Menelisik Inefisiensi Tata Kelola Infrastruktur Publik.

Banyuwnagi~New Jurnalis.com~Gedung Terminal Wisata Terpadu Banyuwangi yang dibangun dengan anggaran pendapatan daerah mencapai ratusan miliar rupiah,kini mengalami pergeseran fungsi yang signifikan menjadi sekedar lahan parkir dan pedagang bunga hias Fenomena ini mencerminkan permasalahan klasik dalam tata kelola infrastruktur publik,dalam mana perencanaan awal yang ambisius tidak selalu sejalan dengan implementasi dan pemanfaatan jangka panjang.Alih fungsi semacam ini menimbulkan pertanyaan mendasar mengenai efektivitas kebijakan pembangunan daerah serta akuntabilitas pengelolaan aset publik yang didanai oleh uang rakyat.Sabtu 29/03/2025

Secara konseptual,pembangunan infrastruktur seharusnya didasarkan pada analisis kebutuhan yang matang dan infrastruktur yang jelas.Jika terminal wisata terpadu tersebut pada awalnya dirancang sebagai pusat mobilitas dan penunjang pariwisata,maka kegagalannya dalam menjalankan fungsi tersebut dapat menunjukkan kelemahan dalam kajian kelayakan proyek.Faktor-faktor seperti minimnya koordinasi antarinstansi,kurangnya daya tarik pariwisata,atau bahkan ketidak sesuaian dengan dinamika sosial-ekonomi masyarakat setempat dapat menjadi penyebab utama berubahnya fungsi tersebut.

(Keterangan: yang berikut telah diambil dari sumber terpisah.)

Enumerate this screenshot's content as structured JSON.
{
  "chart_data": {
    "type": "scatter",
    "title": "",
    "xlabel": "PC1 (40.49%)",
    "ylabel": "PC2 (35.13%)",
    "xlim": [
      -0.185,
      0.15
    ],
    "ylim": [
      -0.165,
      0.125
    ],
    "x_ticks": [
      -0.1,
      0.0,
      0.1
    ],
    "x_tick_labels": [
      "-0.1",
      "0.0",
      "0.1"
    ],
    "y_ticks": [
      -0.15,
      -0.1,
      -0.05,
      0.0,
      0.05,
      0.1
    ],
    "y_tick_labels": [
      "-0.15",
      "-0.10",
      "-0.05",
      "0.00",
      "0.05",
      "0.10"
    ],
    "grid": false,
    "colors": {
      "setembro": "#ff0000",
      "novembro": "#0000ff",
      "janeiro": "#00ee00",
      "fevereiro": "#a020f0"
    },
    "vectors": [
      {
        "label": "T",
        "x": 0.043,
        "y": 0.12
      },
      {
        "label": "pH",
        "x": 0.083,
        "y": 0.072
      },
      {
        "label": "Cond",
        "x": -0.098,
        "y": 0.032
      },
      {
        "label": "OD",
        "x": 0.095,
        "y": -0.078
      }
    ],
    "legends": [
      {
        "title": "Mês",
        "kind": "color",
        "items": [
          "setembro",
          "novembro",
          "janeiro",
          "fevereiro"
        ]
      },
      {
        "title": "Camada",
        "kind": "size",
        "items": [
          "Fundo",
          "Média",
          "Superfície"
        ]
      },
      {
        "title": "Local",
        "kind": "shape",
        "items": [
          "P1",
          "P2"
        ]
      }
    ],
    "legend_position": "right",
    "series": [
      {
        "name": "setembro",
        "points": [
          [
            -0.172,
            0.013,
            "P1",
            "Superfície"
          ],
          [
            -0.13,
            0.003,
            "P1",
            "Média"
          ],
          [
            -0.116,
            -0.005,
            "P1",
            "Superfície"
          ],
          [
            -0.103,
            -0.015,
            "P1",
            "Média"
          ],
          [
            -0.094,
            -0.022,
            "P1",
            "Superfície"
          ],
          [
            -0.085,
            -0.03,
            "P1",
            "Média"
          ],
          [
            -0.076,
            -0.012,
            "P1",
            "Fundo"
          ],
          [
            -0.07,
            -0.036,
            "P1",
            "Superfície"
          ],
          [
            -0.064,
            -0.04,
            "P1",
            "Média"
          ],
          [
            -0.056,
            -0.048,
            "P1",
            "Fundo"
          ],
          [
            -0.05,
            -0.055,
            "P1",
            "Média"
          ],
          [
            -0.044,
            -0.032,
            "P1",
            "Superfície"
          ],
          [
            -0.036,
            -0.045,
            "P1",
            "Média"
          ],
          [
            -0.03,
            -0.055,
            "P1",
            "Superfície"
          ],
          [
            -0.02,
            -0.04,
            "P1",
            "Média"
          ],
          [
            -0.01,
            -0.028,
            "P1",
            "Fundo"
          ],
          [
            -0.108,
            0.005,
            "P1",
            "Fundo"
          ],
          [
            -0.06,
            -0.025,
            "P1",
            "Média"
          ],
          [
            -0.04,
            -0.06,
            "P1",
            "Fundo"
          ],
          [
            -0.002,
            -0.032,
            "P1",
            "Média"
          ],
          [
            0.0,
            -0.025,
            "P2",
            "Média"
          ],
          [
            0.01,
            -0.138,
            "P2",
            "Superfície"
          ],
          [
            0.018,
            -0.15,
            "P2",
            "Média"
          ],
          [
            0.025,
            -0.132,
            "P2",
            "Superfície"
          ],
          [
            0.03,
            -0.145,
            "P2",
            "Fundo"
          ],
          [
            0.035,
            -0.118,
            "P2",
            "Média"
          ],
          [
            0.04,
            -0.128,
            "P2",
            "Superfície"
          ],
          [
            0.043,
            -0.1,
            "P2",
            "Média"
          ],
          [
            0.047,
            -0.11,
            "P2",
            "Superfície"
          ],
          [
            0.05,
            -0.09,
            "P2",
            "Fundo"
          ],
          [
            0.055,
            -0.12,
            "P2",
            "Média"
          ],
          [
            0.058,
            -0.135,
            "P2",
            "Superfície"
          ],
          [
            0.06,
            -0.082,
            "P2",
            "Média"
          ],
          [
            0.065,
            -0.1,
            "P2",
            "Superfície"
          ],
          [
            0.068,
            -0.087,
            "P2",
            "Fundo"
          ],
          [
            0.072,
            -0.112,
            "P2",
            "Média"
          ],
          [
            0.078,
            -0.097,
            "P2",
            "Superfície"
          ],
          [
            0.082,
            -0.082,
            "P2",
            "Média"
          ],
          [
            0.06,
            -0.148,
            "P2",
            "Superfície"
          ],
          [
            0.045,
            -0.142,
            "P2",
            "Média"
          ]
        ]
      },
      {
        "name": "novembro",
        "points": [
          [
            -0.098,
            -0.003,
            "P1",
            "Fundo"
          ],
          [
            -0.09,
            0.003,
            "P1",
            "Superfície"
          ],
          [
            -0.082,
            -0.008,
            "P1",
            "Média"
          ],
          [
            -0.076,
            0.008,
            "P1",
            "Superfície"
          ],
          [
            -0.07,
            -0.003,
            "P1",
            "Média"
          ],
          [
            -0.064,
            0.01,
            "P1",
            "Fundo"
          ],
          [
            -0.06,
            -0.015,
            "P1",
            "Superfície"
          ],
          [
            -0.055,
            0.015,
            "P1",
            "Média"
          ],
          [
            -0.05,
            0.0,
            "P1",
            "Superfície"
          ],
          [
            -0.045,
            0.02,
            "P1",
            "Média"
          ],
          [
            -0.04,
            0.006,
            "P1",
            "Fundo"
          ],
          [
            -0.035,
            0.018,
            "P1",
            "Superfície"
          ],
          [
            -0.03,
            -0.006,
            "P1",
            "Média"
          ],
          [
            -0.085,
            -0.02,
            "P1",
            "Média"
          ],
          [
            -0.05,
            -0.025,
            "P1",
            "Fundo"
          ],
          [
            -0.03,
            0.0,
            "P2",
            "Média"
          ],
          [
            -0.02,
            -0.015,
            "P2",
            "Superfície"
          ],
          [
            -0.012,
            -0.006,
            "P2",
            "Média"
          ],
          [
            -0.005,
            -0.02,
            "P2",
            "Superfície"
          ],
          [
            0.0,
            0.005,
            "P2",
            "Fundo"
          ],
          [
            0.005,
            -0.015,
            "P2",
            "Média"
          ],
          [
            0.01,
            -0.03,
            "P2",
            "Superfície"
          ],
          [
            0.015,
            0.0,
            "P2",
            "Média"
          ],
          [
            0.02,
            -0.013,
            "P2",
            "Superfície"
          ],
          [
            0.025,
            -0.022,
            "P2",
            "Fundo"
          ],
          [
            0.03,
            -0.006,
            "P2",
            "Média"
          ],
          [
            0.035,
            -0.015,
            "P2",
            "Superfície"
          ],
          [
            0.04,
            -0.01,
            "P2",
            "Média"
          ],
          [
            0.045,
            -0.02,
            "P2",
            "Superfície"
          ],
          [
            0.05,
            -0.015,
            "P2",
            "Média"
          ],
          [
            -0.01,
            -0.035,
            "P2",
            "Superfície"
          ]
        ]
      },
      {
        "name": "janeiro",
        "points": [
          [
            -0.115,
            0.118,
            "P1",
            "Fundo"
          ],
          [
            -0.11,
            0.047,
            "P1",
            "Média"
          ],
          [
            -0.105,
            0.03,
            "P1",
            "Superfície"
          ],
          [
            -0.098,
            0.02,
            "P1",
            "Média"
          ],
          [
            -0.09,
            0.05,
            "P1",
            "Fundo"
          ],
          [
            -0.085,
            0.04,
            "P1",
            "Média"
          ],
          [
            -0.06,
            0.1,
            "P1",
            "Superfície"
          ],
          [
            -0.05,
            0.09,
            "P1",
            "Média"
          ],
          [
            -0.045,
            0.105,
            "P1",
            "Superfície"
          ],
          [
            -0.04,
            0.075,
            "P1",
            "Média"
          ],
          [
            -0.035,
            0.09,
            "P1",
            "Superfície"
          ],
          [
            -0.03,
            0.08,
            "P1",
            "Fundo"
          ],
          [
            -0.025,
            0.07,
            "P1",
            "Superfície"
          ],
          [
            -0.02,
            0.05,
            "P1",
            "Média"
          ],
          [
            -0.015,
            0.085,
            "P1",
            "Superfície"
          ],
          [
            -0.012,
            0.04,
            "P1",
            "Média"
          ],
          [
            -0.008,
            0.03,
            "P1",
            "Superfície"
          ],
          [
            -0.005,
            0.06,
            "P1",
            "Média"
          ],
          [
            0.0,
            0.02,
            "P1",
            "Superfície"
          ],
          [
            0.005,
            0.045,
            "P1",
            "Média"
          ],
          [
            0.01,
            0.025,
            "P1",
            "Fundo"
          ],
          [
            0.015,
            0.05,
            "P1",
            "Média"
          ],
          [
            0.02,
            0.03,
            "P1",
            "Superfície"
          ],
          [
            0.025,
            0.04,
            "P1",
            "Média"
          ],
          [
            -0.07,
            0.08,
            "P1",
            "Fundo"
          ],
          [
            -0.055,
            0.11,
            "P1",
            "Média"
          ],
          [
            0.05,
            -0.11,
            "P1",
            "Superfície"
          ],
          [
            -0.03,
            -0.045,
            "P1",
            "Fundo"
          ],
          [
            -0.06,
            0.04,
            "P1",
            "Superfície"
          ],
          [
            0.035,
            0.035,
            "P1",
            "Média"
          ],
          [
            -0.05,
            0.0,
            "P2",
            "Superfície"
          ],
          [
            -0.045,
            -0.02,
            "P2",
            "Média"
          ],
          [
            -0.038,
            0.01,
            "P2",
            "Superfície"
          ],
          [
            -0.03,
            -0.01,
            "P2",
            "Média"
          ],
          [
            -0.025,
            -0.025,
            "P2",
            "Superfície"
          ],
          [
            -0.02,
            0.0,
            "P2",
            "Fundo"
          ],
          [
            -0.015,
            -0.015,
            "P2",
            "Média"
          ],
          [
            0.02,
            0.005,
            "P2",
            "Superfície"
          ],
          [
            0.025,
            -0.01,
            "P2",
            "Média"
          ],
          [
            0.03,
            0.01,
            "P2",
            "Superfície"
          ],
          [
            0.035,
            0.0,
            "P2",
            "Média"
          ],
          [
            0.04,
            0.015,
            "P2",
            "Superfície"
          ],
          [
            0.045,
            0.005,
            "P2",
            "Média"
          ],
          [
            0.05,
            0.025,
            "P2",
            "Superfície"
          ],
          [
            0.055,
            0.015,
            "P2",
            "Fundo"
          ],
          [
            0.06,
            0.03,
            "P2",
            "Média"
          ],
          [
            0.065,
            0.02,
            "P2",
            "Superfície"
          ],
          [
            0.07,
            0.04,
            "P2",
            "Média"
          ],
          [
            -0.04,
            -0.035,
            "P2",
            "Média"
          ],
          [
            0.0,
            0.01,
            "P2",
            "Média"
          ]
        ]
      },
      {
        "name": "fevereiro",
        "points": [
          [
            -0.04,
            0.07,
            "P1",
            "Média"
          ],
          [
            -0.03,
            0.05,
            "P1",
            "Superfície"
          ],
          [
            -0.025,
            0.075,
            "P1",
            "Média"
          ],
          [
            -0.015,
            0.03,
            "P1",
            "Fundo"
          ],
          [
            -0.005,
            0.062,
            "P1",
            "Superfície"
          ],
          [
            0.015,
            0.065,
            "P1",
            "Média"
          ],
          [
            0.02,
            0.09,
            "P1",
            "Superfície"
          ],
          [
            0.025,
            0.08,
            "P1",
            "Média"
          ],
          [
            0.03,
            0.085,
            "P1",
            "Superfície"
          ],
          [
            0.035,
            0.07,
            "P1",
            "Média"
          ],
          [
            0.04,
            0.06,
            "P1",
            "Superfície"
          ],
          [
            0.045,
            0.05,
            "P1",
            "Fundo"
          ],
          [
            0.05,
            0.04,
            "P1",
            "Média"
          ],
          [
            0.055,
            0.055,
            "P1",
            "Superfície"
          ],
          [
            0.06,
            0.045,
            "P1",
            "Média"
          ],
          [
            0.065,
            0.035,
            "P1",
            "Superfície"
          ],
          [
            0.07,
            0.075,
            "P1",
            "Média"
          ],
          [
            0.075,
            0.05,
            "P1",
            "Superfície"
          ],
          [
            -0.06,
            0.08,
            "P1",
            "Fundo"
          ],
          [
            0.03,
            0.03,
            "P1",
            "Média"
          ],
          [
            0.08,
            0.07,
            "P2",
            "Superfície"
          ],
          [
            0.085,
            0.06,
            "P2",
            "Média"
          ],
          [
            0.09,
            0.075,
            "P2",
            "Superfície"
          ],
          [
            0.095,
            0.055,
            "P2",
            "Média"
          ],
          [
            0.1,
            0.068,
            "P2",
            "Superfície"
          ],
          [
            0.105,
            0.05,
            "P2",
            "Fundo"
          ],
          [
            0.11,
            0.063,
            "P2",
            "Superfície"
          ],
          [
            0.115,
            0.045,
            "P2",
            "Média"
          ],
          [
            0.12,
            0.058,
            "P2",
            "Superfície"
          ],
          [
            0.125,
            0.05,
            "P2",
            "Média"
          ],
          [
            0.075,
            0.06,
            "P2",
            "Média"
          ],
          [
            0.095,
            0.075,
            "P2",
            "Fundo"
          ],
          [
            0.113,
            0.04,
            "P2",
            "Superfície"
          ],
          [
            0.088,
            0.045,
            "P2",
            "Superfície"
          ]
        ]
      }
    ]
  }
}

Dari perspektif kebijakan publik, perubahan fungsi infrastruktur ini juga mencerminkan potensi inefisiensi dalam alokasi anggaran daerah.Investasi yang tidak dioptimalkan sesuai dengan fungsinya akan berdampak pada rendahnya tingkat pengembalian manfaat bagi masyarakat.Hal ini menjadi indikator penting untuk kelancaran mekanisme perencanaan dan pengawasan proyek pembangunan,agar setiap rupiah yang dialokasikan benar-benar menghasilkan dampak yang maksimal sesuai dengan tujuan semula.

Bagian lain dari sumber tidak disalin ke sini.